There is an Alternative to Failure - It's Called Success
You’re probably using one or more of these single market lagging indicators yourself with similarly disappointing results and frustration. Technical analysis methods that analyze each individual market just can’t deal with the complexities and interdependence of today’s global markets and are totally outdated due to these deficiencies and shortcomings. Why should you continue to let these limitations of single market, trend following, lagging indicators popularized in mass-marketed software cause you to lose money and fail as a trader, when there’s an alternative available.
In the aftermath of several global financial crises in the late 1990s, and the most recent near global meltdown in 2007-2008, traders and investors struggle to recover financially from their failure to appreciate the globally interconnected nature of the financial markets. Many have learned the hard way that the global financial markets are, indeed, intertwined with one another.

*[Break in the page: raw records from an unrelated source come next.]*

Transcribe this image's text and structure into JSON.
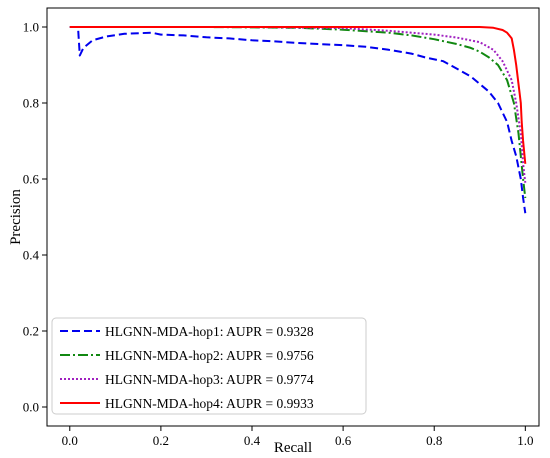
{
  "chart_data": {
    "type": "line",
    "title": "",
    "xlabel": "Recall",
    "ylabel": "Precision",
    "xlim": [
      -0.05,
      1.03
    ],
    "ylim": [
      -0.05,
      1.05
    ],
    "x_ticks": [
      "0.0",
      "0.2",
      "0.4",
      "0.6",
      "0.8",
      "1.0"
    ],
    "y_ticks": [
      "0.0",
      "0.2",
      "0.4",
      "0.6",
      "0.8",
      "1.0"
    ],
    "grid": false,
    "legend_position": "lower-left",
    "series": [
      {
        "name": "HLGNN-MDA-hop1: AUPR = 0.9328",
        "color": "#0000ee",
        "style": "dashed",
        "points": [
          [
            0.0,
            1.0
          ],
          [
            0.018,
            1.0
          ],
          [
            0.022,
            0.925
          ],
          [
            0.03,
            0.945
          ],
          [
            0.05,
            0.965
          ],
          [
            0.08,
            0.975
          ],
          [
            0.12,
            0.982
          ],
          [
            0.18,
            0.985
          ],
          [
            0.2,
            0.98
          ],
          [
            0.25,
            0.978
          ],
          [
            0.3,
            0.973
          ],
          [
            0.35,
            0.97
          ],
          [
            0.4,
            0.965
          ],
          [
            0.45,
            0.962
          ],
          [
            0.5,
            0.958
          ],
          [
            0.55,
            0.955
          ],
          [
            0.6,
            0.952
          ],
          [
            0.65,
            0.948
          ],
          [
            0.7,
            0.94
          ],
          [
            0.75,
            0.93
          ],
          [
            0.78,
            0.92
          ],
          [
            0.82,
            0.91
          ],
          [
            0.85,
            0.89
          ],
          [
            0.88,
            0.87
          ],
          [
            0.9,
            0.85
          ],
          [
            0.92,
            0.83
          ],
          [
            0.94,
            0.8
          ],
          [
            0.96,
            0.75
          ],
          [
            0.97,
            0.7
          ],
          [
            0.98,
            0.66
          ],
          [
            0.99,
            0.6
          ],
          [
            0.995,
            0.55
          ],
          [
            1.0,
            0.51
          ]
        ]
      },
      {
        "name": "HLGNN-MDA-hop2: AUPR = 0.9756",
        "color": "#118811",
        "style": "dashdot",
        "points": [
          [
            0.0,
            1.0
          ],
          [
            0.3,
            1.0
          ],
          [
            0.5,
            0.998
          ],
          [
            0.6,
            0.993
          ],
          [
            0.7,
            0.985
          ],
          [
            0.75,
            0.978
          ],
          [
            0.8,
            0.968
          ],
          [
            0.85,
            0.955
          ],
          [
            0.88,
            0.945
          ],
          [
            0.9,
            0.935
          ],
          [
            0.92,
            0.92
          ],
          [
            0.94,
            0.9
          ],
          [
            0.96,
            0.86
          ],
          [
            0.975,
            0.8
          ],
          [
            0.985,
            0.72
          ],
          [
            0.99,
            0.66
          ],
          [
            0.995,
            0.6
          ],
          [
            1.0,
            0.55
          ]
        ]
      },
      {
        "name": "HLGNN-MDA-hop3: AUPR = 0.9774",
        "color": "#a020c0",
        "style": "dotted",
        "points": [
          [
            0.0,
            1.0
          ],
          [
            0.4,
            1.0
          ],
          [
            0.6,
            0.997
          ],
          [
            0.7,
            0.99
          ],
          [
            0.8,
            0.98
          ],
          [
            0.85,
            0.972
          ],
          [
            0.9,
            0.96
          ],
          [
            0.93,
            0.94
          ],
          [
            0.95,
            0.91
          ],
          [
            0.97,
            0.86
          ],
          [
            0.98,
            0.8
          ],
          [
            0.99,
            0.72
          ],
          [
            0.995,
            0.64
          ],
          [
            1.0,
            0.59
          ]
        ]
      },
      {
        "name": "HLGNN-MDA-hop4: AUPR = 0.9933",
        "color": "#ff0000",
        "style": "solid",
        "points": [
          [
            0.0,
            1.0
          ],
          [
            0.9,
            1.0
          ],
          [
            0.93,
            0.998
          ],
          [
            0.95,
            0.992
          ],
          [
            0.96,
            0.985
          ],
          [
            0.97,
            0.97
          ],
          [
            0.975,
            0.94
          ],
          [
            0.98,
            0.9
          ],
          [
            0.985,
            0.85
          ],
          [
            0.99,
            0.8
          ],
          [
            0.992,
            0.75
          ],
          [
            0.995,
            0.7
          ],
          [
            1.0,
            0.64
          ]
        ]
      }
    ]
  }
}
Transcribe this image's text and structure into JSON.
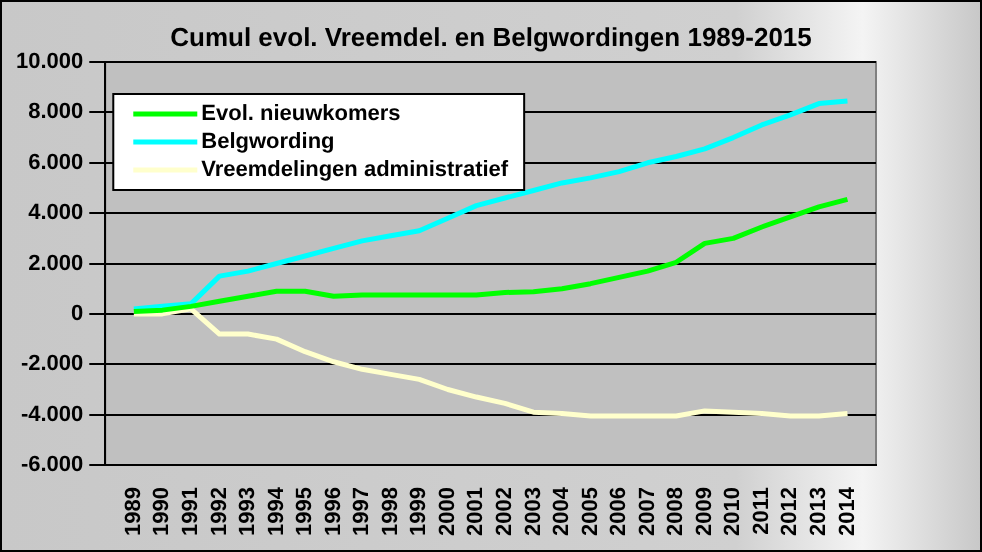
{
  "chart_data": {
    "type": "line",
    "title": "Cumul evol. Vreemdel. en Belgwordingen 1989-2015",
    "categories": [
      null,
      "1989",
      "1990",
      "1991",
      "1992",
      "1993",
      "1994",
      "1995",
      "1996",
      "1997",
      "1998",
      "1999",
      "2000",
      "2001",
      "2002",
      "2003",
      "2004",
      "2005",
      "2006",
      "2007",
      "2008",
      "2009",
      "2010",
      "2011",
      "2012",
      "2013",
      "2014",
      null
    ],
    "series": [
      {
        "name": "Evol. nieuwkomers",
        "color": "#00ff00",
        "values": [
          null,
          100,
          150,
          300,
          500,
          700,
          900,
          900,
          700,
          750,
          750,
          750,
          750,
          750,
          850,
          880,
          1000,
          1200,
          1450,
          1700,
          2050,
          2800,
          3000,
          3450,
          3850,
          4250,
          4550,
          null
        ]
      },
      {
        "name": "Belgwording",
        "color": "#00ffff",
        "values": [
          null,
          200,
          300,
          400,
          1500,
          1700,
          2000,
          2300,
          2600,
          2900,
          3100,
          3300,
          3800,
          4300,
          4600,
          4900,
          5200,
          5400,
          5650,
          6000,
          6250,
          6550,
          7000,
          7500,
          7900,
          8350,
          8450,
          null
        ]
      },
      {
        "name": "Vreemdelingen administratief",
        "color": "#ffffcc",
        "values": [
          null,
          0,
          0,
          200,
          -800,
          -800,
          -1000,
          -1500,
          -1900,
          -2200,
          -2400,
          -2600,
          -3000,
          -3300,
          -3550,
          -3900,
          -3950,
          -4050,
          -4050,
          -4050,
          -4050,
          -3850,
          -3900,
          -3950,
          -4050,
          -4050,
          -3950,
          null
        ]
      }
    ],
    "ylim": [
      -6000,
      10000
    ],
    "yticks": [
      {
        "value": -6000,
        "label": "-6.000"
      },
      {
        "value": -4000,
        "label": "-4.000"
      },
      {
        "value": -2000,
        "label": "-2.000"
      },
      0,
      {
        "value": 2000,
        "label": "2.000"
      },
      {
        "value": 4000,
        "label": "4.000"
      },
      {
        "value": 6000,
        "label": "6.000"
      },
      {
        "value": 8000,
        "label": "8.000"
      },
      {
        "value": 10000,
        "label": "10.000"
      }
    ],
    "grid": "y",
    "legend": "top left",
    "marker": "none",
    "line_style": "solid"
  }
}
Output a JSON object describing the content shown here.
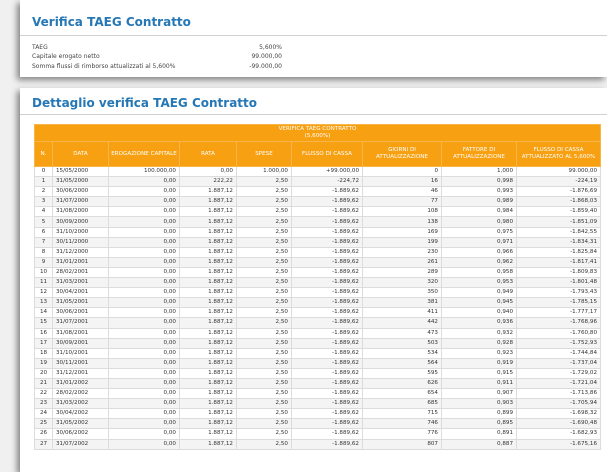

Here's a Real Life Example
Both farmers and speculators in the grains need to know how energies, meats, and currencies affect the grain markets such as corn. For instance, the price of corn is affected by the production of ethanol to meet government mandates for cleaner fuel. Energy prices also affect the grains due to the cost of running farm equipment such as tractors and combines. Fuel is also used to transport crops and meat products, which are bought and sold in different world currencies. Because corn and many other commodities are priced in U.S. dollars, changes in value of the dollar affect exports sales. Also, prices for grain products used for feed play a big role in the production and supply of hogs, cattle and poultry, which affects consumer prices at the grocery stores.Now, today, a quarter-century since Mr. Mendelsohn first came to that realization and did something about it when he developed the first commercially available software that was designed to analyze the affects of interconnected global markets, practically every trader will tell you that what happens in one market affects what happens in others and admits that the markets are all interrelated.